Tea and coffee inhibit non-haem iron absorption when consumed with or immediately after iron-rich meals. The tannins in both beverages bind to non-haem iron and reduce its absorption by 50 to 60 percent. Waiting at least one hour after an iron-rich meal before drinking tea or coffee makes a meaningful difference, particularly for women who rely on plant-based iron sources.

Calcium inhibits iron absorption when consumed simultaneously. Dairy products and calcium-fortified foods are best eaten separately from iron-rich meals rather than alongside them. This is a practical consideration for women taking both calcium and iron supplements — they should be taken at different times of day rather than together.

Haem iron from animal sources is not affected by these interactions to the same degree. Tea, coffee, and calcium reduce the absorption of haem iron far less than non-haem iron, which is one reason why dietary iron adequacy is considerably easier to achieve for women who eat red meat regularly.


Iron supplementation during pregnancy

For many women, dietary iron alone is insufficient to meet the increased demands of pregnancy, particularly in the second and third trimesters. Iron supplementation is recommended when blood tests confirm deficiency or when dietary intake is consistently inadequate.

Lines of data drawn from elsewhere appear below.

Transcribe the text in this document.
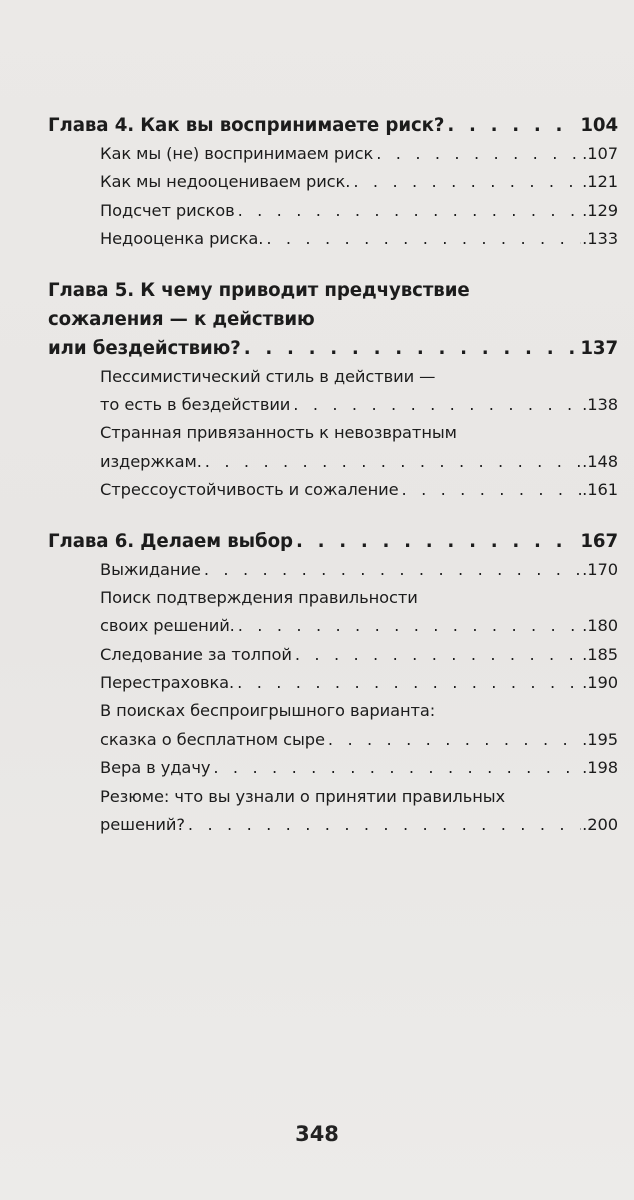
Глава 4. Как вы воспринимаете риск? . . .	104
Как мы (не) воспринимаем риск . . .	.107
Как мы недооцениваем риск. . . .	.121
Подсчет рисков . . .	.129
Недооценка риска. . . .	.133
Глава 5. К чему приводит предчувствие
сожаления — к действию
или бездействию? . . .	137
Пессимистический стиль в действии —
то есть в бездействии . . .	.138
Странная привязанность к невозвратным
издержкам. . . .	.148
Стрессоустойчивость и сожаление . . .	.161
Глава 6. Делаем выбор . . .	167
Выжидание . . .	.170
Поиск подтверждения правильности
своих решений. . . .	.180
Следование за толпой . . .	.185
Перестраховка. . . .	.190
В поисках беспроигрышного варианта:
сказка о бесплатном сыре . . .	.195
Вера в удачу . . .	.198
Резюме: что вы узнали о принятии правильных
решений? . . .	.200
348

There are several forms of supplemental iron with different absorption rates and side effect profiles. Ferrous sulphate is the most commonly prescribed form in Australia and is well-absorbed, though it frequently causes gastrointestinal side effects including constipation, nausea, and dark stools. Ferrous gluconate and ferrous fumarate are gentler on the digestive system for many women, with slightly lower but still effective absorption. Liquid iron preparations are available for women who cannot tolerate tablet forms.

Taking iron supplements on an empty stomach improves absorption but increases the likelihood of gastrointestinal side effects. Taking them with a small amount of vitamin C-rich food or juice and away from tea, coffee, and calcium-rich foods optimises absorption while reducing side effects. If constipation is a significant problem, increasing dietary fibre and fluid intake alongside the supplement helps, as does discussing alternative forms with your GP.

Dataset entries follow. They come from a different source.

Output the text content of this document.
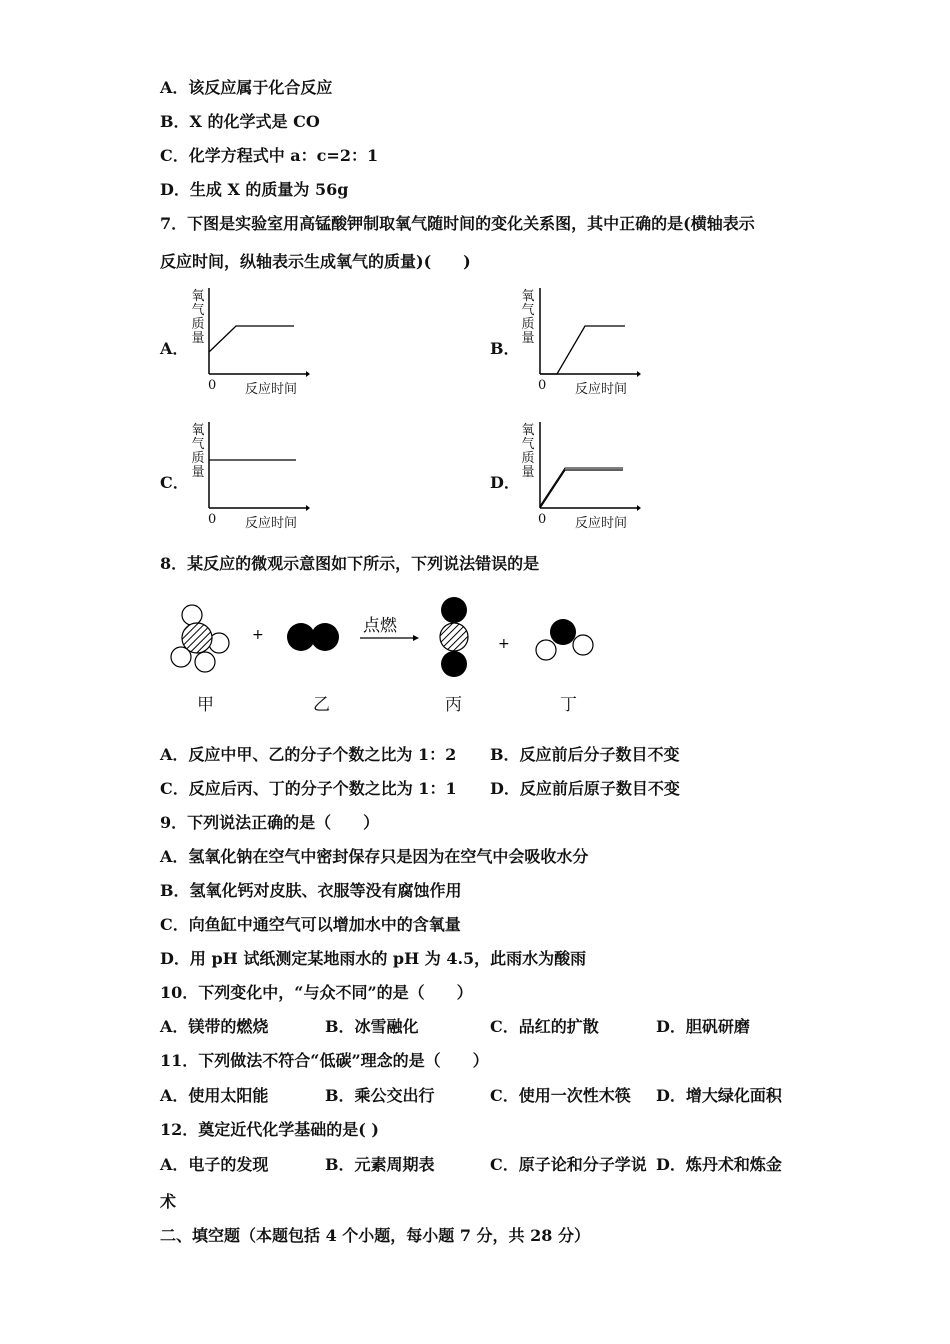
A．该反应属于化合反应
B．X 的化学式是 CO
C．化学方程式中 a：c=2：1
D．生成 X 的质量为 56g
7．下图是实验室用高锰酸钾制取氧气随时间的变化关系图，其中正确的是(横轴表示
反应时间，纵轴表示生成氧气的质量)(　　)
A．
氧气质量
0 反应时间
B．
氧气质量
0 反应时间
C．
氧气质量
0 反应时间
D．
氧气质量
0 反应时间
8．某反应的微观示意图如下所示，下列说法错误的是
+	点燃
+
甲	乙	丙	丁
A．反应中甲、乙的分子个数之比为 1：2 B．反应前后分子数目不变
C．反应后丙、丁的分子个数之比为 1：1 D．反应前后原子数目不变
9．下列说法正确的是（　　）
A．氢氧化钠在空气中密封保存只是因为在空气中会吸收水分
B．氢氧化钙对皮肤、衣服等没有腐蚀作用
C．向鱼缸中通空气可以增加水中的含氧量
D．用 pH 试纸测定某地雨水的 pH 为 4.5，此雨水为酸雨
10．下列变化中，“与众不同”的是（　　）
A．镁带的燃烧	B．冰雪融化	C．品红的扩散	D．胆矾研磨
11．下列做法不符合“低碳”理念的是（　　）
A．使用太阳能	B．乘公交出行	C．使用一次性木筷 D．增大绿化面积
12．奠定近代化学基础的是( )
A．电子的发现	B．元素周期表	C．原子论和分子学说 D．炼丹术和炼金
术
二、填空题（本题包括 4 个小题，每小题 7 分，共 28 分）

Standard pregnancy multivitamins typically contain between 8 and 18 milligrams of iron — adequate as a preventive measure but insufficient for treating established deficiency. Women with diagnosed iron deficiency anaemia typically require a separate, higher-dose iron supplement in addition to their multivitamin.

Do not self-prescribe high-dose iron supplementation. Excess iron has its own risks including oxidative stress and gastrointestinal damage. The correct dose is determined by your blood test results and your GP's assessment.


Iron and postpartum recovery

The third trimester iron demand doesn't end at birth. Postpartum blood loss, which ranges from 300 to 500 millilitres for most births and can be significantly higher in complicated deliveries, draws further on iron stores that may already be depleted. Iron deficiency in the postpartum period is associated with increased rates of postnatal depression, slower physical recovery, and reduced milk supply in breastfeeding women.

Iron levels are checked at your six-week postnatal appointment if there were concerns during pregnancy or significant blood loss at birth. If you had iron deficiency anaemia in the third trimester, continuing iron supplementation postpartum and having your levels rechecked is worth discussing with your GP at your postnatal appointment.